How easily we stray from these simple instructions. Hanging out with college students at church last week, I learned that Intagram-ing one’s “quiet time” is an actual thing: open bible, coffee mug, and a verse from Scripture are its hallmarks. (I could be accused of taking a similar photo earlier this month but, in my defense, there was a fairly large cheeseboard involved; see above.) It’s easy for me, too, to live a public faith life in which blogging and babbling serve as substitutes for exploring the secret life of my soul and the God who sustains it. To pray alone is, as Jesus taught, its own satisfaction. Alone, there’s no comparison, no preening, no need to exegete some truth nugget for others to mine. Alone, we may not need words at all. Words may make us too tired for the listening.

That’s another thing about public prayer that’s been troubling me: it can snuff out the listening. I wrote recently about how I made the first move on Rush and then waited and prayed and waited for him to make the second. My risk-loving nature often means I act impulsively, without confirmation from friends or God. This is fine for what I call the chocolate or vanilla questions of life, like should I walk to the Redbox machine or watch another episode of How I Met Your Mother? But for the big questions, like should I take on more work or move across the country?, seeking accord with those closest to me becomes a practice of trust and patience. Because I’m the more verbal one in my closest relationships, I can steamroll people with my prayers for them, for me, for us, before ever giving them space to hear from God themselves.

It’s not that there’s no place for public prayer. It’s the vocation of all God’s people to assemble for public worship, celebration, and lament. But when we keep nothing private, nothing sacred, we cheat God of our attention and cheat ourselves of intimacy. It’s like that friend who never wants to do anything one on one; group hang outs can be shiny and fun and even open pathways for new connections. But there’s less time for the depth that happens when there’s only two. We can busy ourselves with the stuff of friendship rather than listening to the friend herself. What is she longing for these days? What is breaking her heart? What is she noticing in us?

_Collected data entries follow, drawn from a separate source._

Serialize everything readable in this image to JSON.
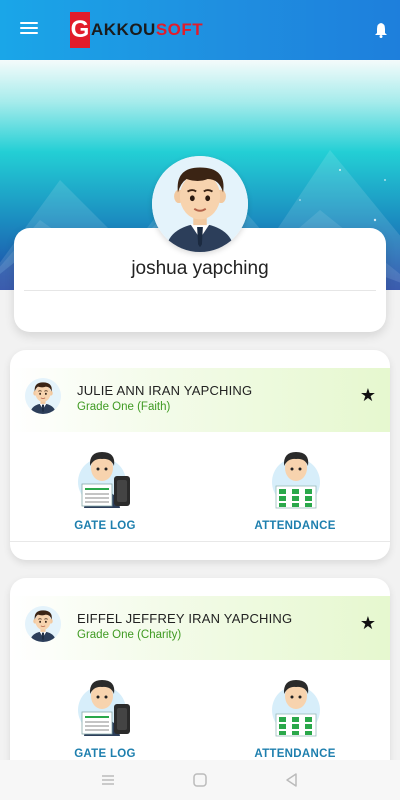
{
  "app": {
    "logo_letter": "G",
    "logo_part1": "AKKOU",
    "logo_part2": "SOFT"
  },
  "colors": {
    "appbar": "#1e8fe0",
    "brand_red": "#e21c2a",
    "grade_green": "#3f9a22",
    "action_blue": "#1e7fae"
  },
  "icons": {
    "menu": "hamburger-menu-icon",
    "notifications": "bell-icon",
    "favorite": "star-icon",
    "nav_recent": "recent-apps-icon",
    "nav_home": "home-icon",
    "nav_back": "back-icon"
  },
  "profile": {
    "name": "joshua yapching"
  },
  "students": [
    {
      "name": "JULIE ANN IRAN YAPCHING",
      "grade": "Grade One (Faith)",
      "star": "★",
      "gate_label": "GATE LOG",
      "attendance_label": "ATTENDANCE"
    },
    {
      "name": "EIFFEL JEFFREY IRAN YAPCHING",
      "grade": "Grade One (Charity)",
      "star": "★",
      "gate_label": "GATE LOG",
      "attendance_label": "ATTENDANCE"
    }
  ]
}
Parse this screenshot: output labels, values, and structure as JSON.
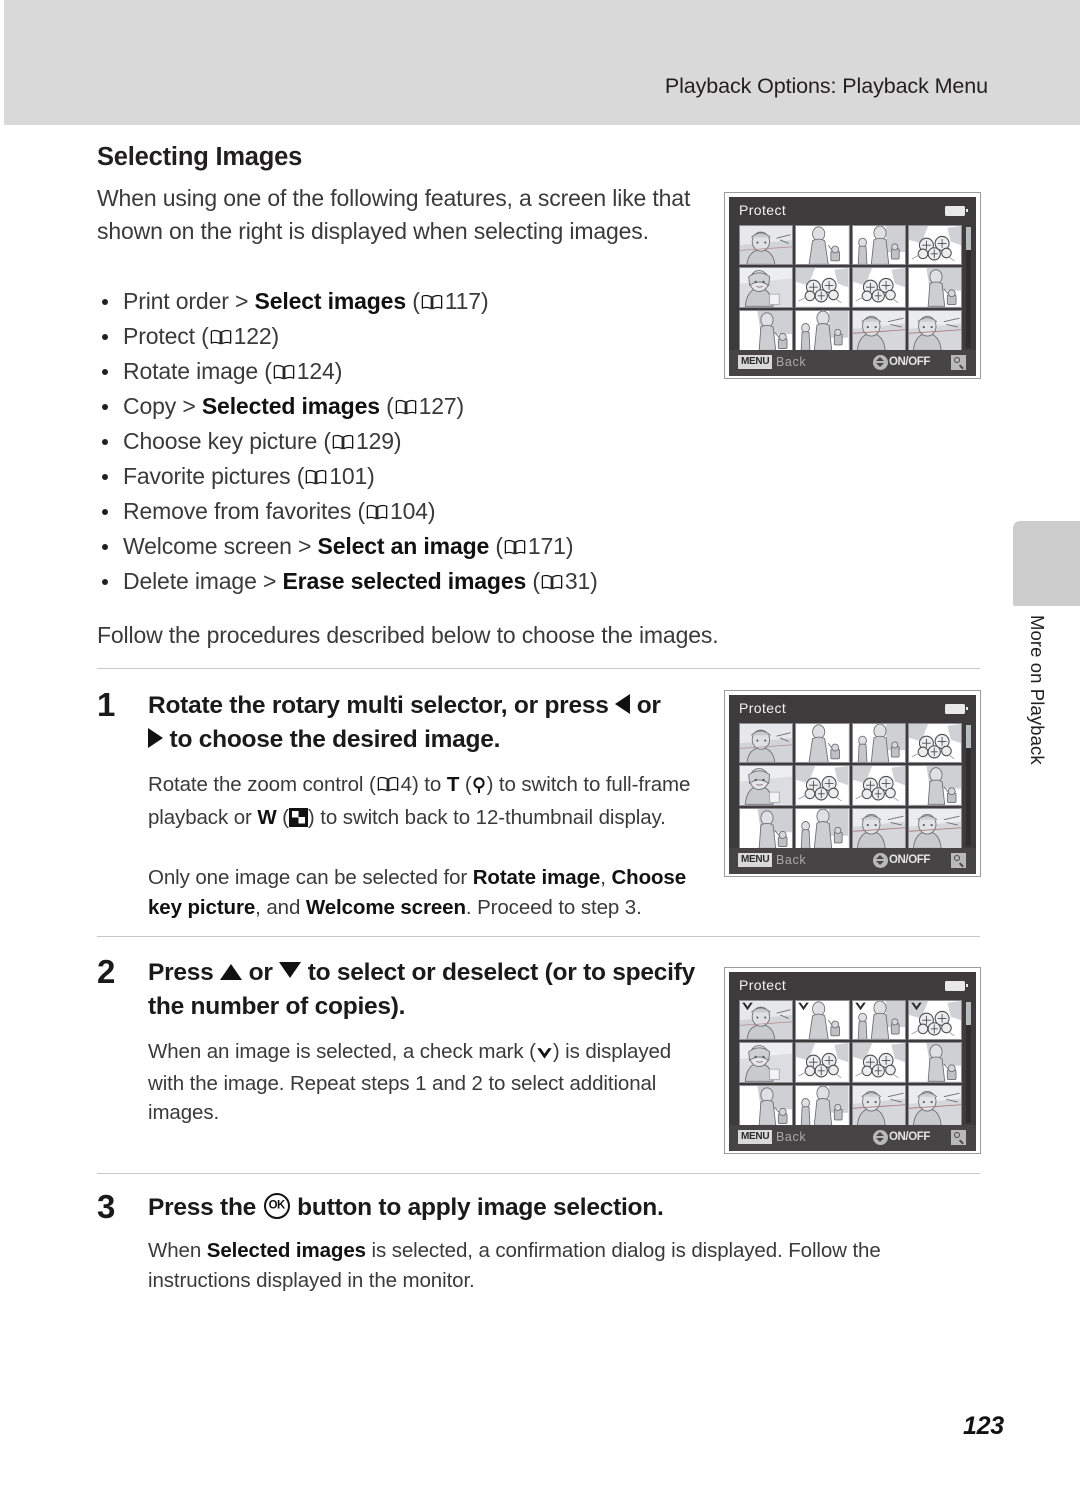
{
  "header": {
    "title": "Playback Options: Playback Menu"
  },
  "side_tab": {
    "label": "More on Playback"
  },
  "section": {
    "title": "Selecting Images",
    "intro": "When using one of the following features, a screen like that shown on the right is displayed when selecting images.",
    "follow": "Follow the procedures described below to choose the images."
  },
  "features": [
    {
      "text_before": "Print order > ",
      "bold": "Select images",
      "page_ref": "117"
    },
    {
      "text_before": "Protect ",
      "bold": "",
      "page_ref": "122"
    },
    {
      "text_before": "Rotate image ",
      "bold": "",
      "page_ref": "124"
    },
    {
      "text_before": "Copy > ",
      "bold": "Selected images",
      "page_ref": "127"
    },
    {
      "text_before": "Choose key picture ",
      "bold": "",
      "page_ref": "129"
    },
    {
      "text_before": "Favorite pictures ",
      "bold": "",
      "page_ref": "101"
    },
    {
      "text_before": "Remove from favorites ",
      "bold": "",
      "page_ref": "104"
    },
    {
      "text_before": "Welcome screen > ",
      "bold": "Select an image",
      "page_ref": "171"
    },
    {
      "text_before": "Delete image > ",
      "bold": "Erase selected images",
      "page_ref": "31"
    }
  ],
  "steps": {
    "one": {
      "number": "1",
      "head_part1": "Rotate the rotary multi selector, or press ",
      "head_part2": " or",
      "head_part3": " to choose the desired image.",
      "body1_p1": "Rotate the zoom control (",
      "body1_ref": "4",
      "body1_p2": ") to ",
      "body1_t": "T",
      "body1_p3": " (",
      "body1_p4": ") to switch to full-frame playback or ",
      "body1_w": "W",
      "body1_p5": " (",
      "body1_p6": ") to switch back to 12-thumbnail display.",
      "body2_p1": "Only one image can be selected for ",
      "body2_b1": "Rotate image",
      "body2_p2": ", ",
      "body2_b2": "Choose key picture",
      "body2_p3": ", and ",
      "body2_b3": "Welcome screen",
      "body2_p4": ". Proceed to step 3."
    },
    "two": {
      "number": "2",
      "head_part1": "Press ",
      "head_part2": " or ",
      "head_part3": " to select or deselect (or to specify the number of copies).",
      "body1_p1": "When an image is selected, a check mark (",
      "body1_p2": ") is displayed with the image. Repeat steps 1 and 2 to select additional images."
    },
    "three": {
      "number": "3",
      "head_part1": "Press the ",
      "head_ok": "OK",
      "head_part2": " button to apply image selection.",
      "body1_p1": "When ",
      "body1_b1": "Selected images",
      "body1_p2": " is selected, a confirmation dialog is displayed. Follow the instructions displayed in the monitor."
    }
  },
  "camera_screens": {
    "title": "Protect",
    "back_chip": "MENU",
    "back_label": "Back",
    "onoff_label": "ON/OFF",
    "screen1_checks": [
      false,
      false,
      false,
      false,
      false,
      false,
      false,
      false,
      false,
      false,
      false,
      false
    ],
    "screen2_checks": [
      false,
      false,
      false,
      false,
      false,
      false,
      false,
      false,
      false,
      false,
      false,
      false
    ],
    "screen3_checks": [
      true,
      true,
      true,
      true,
      false,
      false,
      false,
      false,
      false,
      false,
      false,
      false
    ]
  },
  "footer": {
    "page_number": "123"
  },
  "colors": {
    "header_band": "#d9d9d9",
    "side_tab": "#cdcdcd",
    "screen_bg": "#3e3b3c",
    "screen_bottom_bar": "#474446",
    "text": "#3a3a3a"
  }
}
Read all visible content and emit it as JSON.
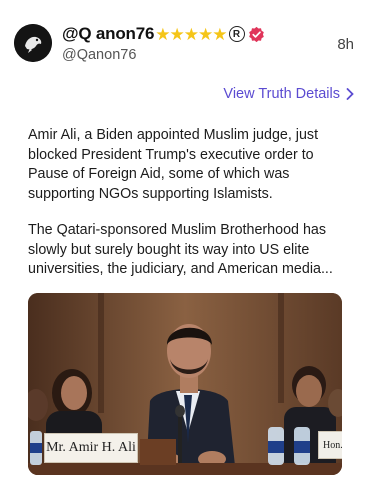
{
  "post": {
    "display_name": "@Q anon76",
    "handle": "@Qanon76",
    "time": "8h",
    "badges": {
      "stars": [
        "★",
        "★",
        "★",
        "★",
        "★"
      ],
      "registered": "R",
      "verified_color": "#e0355a"
    },
    "details_link": "View Truth Details",
    "paragraphs": [
      "Amir Ali, a Biden appointed Muslim judge, just blocked President Trump's executive order to Pause of Foreign Aid, some of which was supporting NGOs supporting Islamists.",
      "The Qatari-sponsored Muslim Brotherhood has slowly but surely bought its way into US elite universities, the judiciary, and American media..."
    ],
    "image": {
      "nameplate": "Mr. Amir H. Ali",
      "nameplate_2": "Hon."
    }
  },
  "colors": {
    "accent": "#5b4bd1",
    "star": "#f5c518"
  }
}
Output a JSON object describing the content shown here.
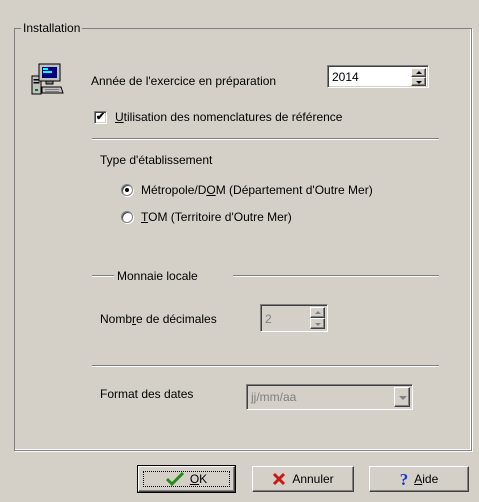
{
  "group": {
    "title": "Installation"
  },
  "icon": {
    "name": "computer-icon"
  },
  "year": {
    "label_before": "Année de l'exercice en préparation",
    "value": "2014"
  },
  "nomenclature": {
    "label_underlined": "U",
    "label_rest": "tilisation des nomenclatures de référence",
    "checked": true,
    "check_mark": "✔"
  },
  "etablissement": {
    "title": "Type d'établissement",
    "options": [
      {
        "before": "Métropole/D",
        "underlined": "O",
        "after": "M (Département d'Outre Mer)",
        "selected": true
      },
      {
        "before": "",
        "underlined": "T",
        "after": "OM (Territoire d'Outre Mer)",
        "selected": false
      }
    ]
  },
  "monnaie": {
    "title": "Monnaie locale",
    "decimals_before": "Nomb",
    "decimals_underlined": "r",
    "decimals_after": "e de décimales",
    "decimals_value": "2"
  },
  "dates": {
    "label": "Format des dates",
    "value": "jj/mm/aa"
  },
  "buttons": {
    "ok": {
      "label": "OK",
      "underlined": "O",
      "rest": "K"
    },
    "annuler": {
      "label": "Annuler"
    },
    "aide": {
      "underlined": "A",
      "rest": "ide"
    }
  },
  "colors": {
    "face": "#d4d0c8",
    "shadow": "#808080",
    "ok_green": "#2a8a1a",
    "cancel_red": "#c81818",
    "help_blue": "#1a3ccc"
  }
}
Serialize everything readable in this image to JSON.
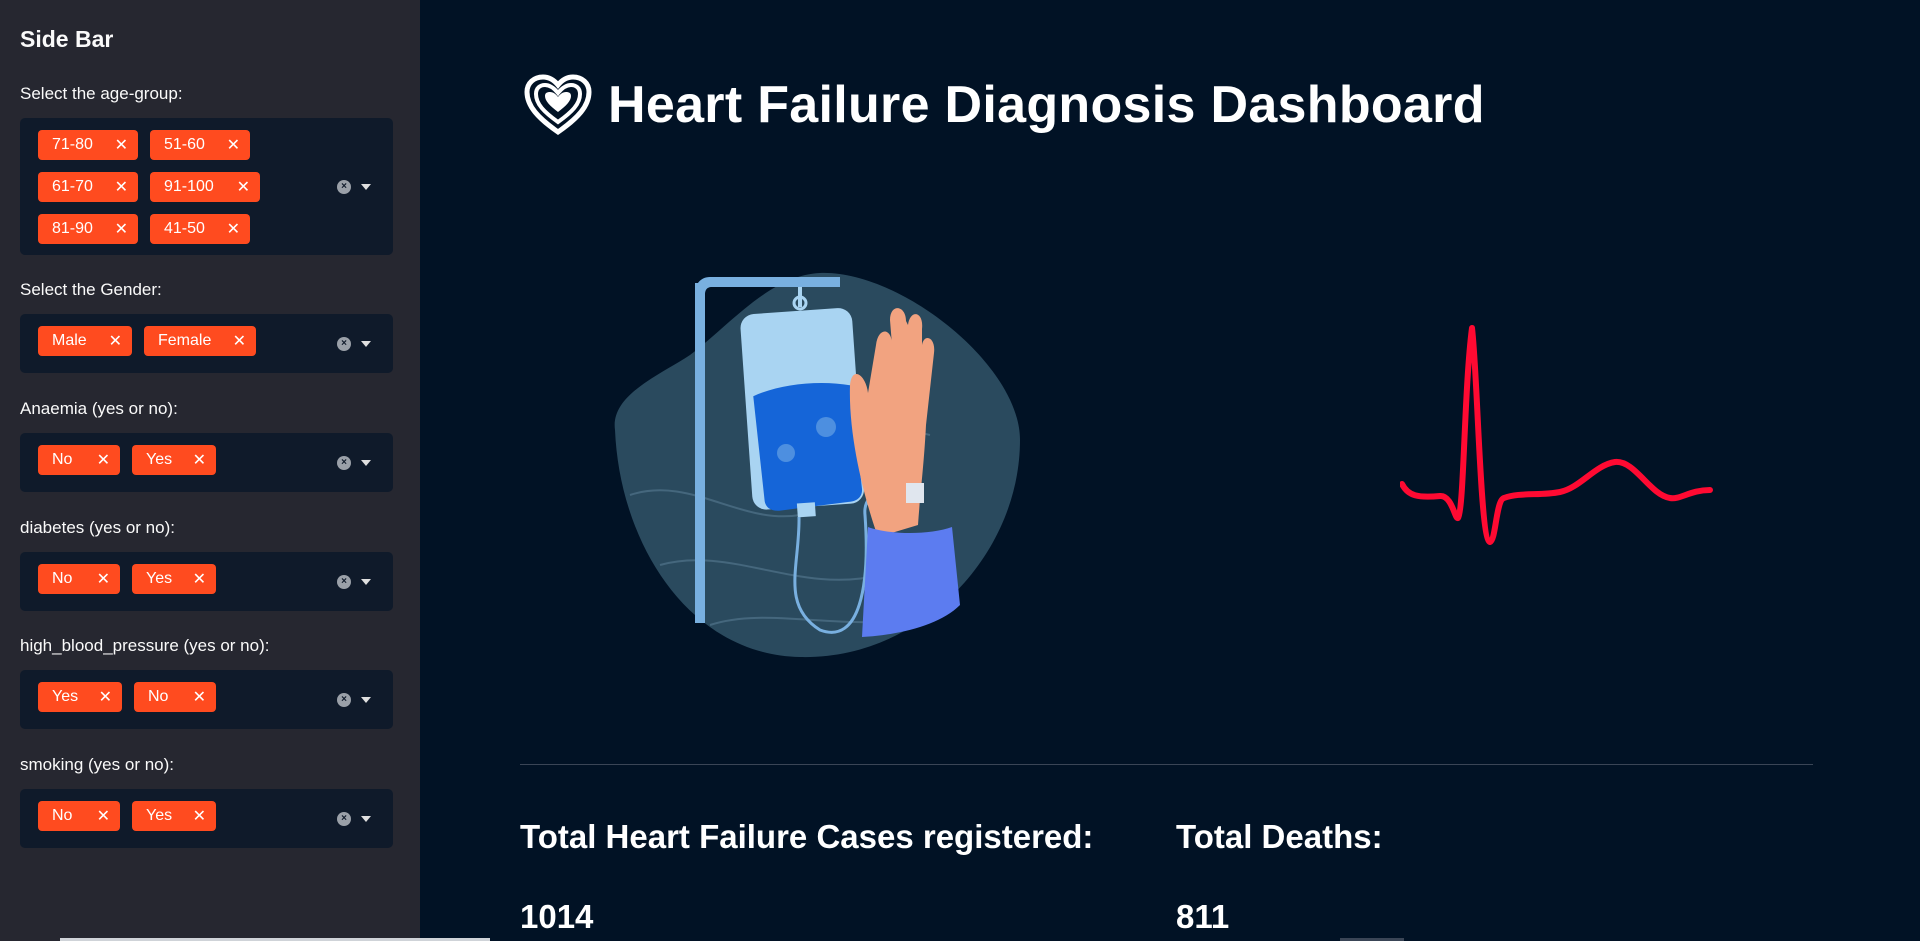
{
  "sidebar": {
    "title": "Side Bar",
    "filters": [
      {
        "label": "Select the age-group:",
        "tags": [
          "71-80",
          "51-60",
          "61-70",
          "91-100",
          "81-90",
          "41-50"
        ]
      },
      {
        "label": "Select the Gender:",
        "tags": [
          "Male",
          "Female"
        ]
      },
      {
        "label": "Anaemia (yes or no):",
        "tags": [
          "No",
          "Yes"
        ]
      },
      {
        "label": "diabetes (yes or no):",
        "tags": [
          "No",
          "Yes"
        ]
      },
      {
        "label": "high_blood_pressure (yes or no):",
        "tags": [
          "Yes",
          "No"
        ]
      },
      {
        "label": "smoking (yes or no):",
        "tags": [
          "No",
          "Yes"
        ]
      }
    ],
    "tag_remove_glyph": "✕"
  },
  "main": {
    "title": "Heart Failure Diagnosis Dashboard",
    "metrics": [
      {
        "label": "Total Heart Failure Cases registered:",
        "value": "1014"
      },
      {
        "label": "Total Deaths:",
        "value": "811"
      }
    ]
  },
  "colors": {
    "tag_bg": "#ff4b1f",
    "ecg_line": "#ff0a32",
    "page_bg": "#011225",
    "sidebar_bg": "#262730"
  }
}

A final reflection: A few years after my parents’ divorce, my mom began praying about whether we should move across states to be closer to my dad. She didn’t want to steamroll my brother and me – adolescents at the time – into the decision and so she waited and prayed and waited until Charlie approached her. He wasn’t happy at his new school; could we think about moving? Only if Erin wants to, she said, and counseled him to wait and pray and wait until one day I approached them. I wasn’t happy with my old friends; could we think about moving? As a parent, she had every right to tell us what she wanted for our family. Instead, with time, she waited and prayed and waited until we came to want the same thing.

In doing so, she taught us to want God, prayer’s sweetest reward of all.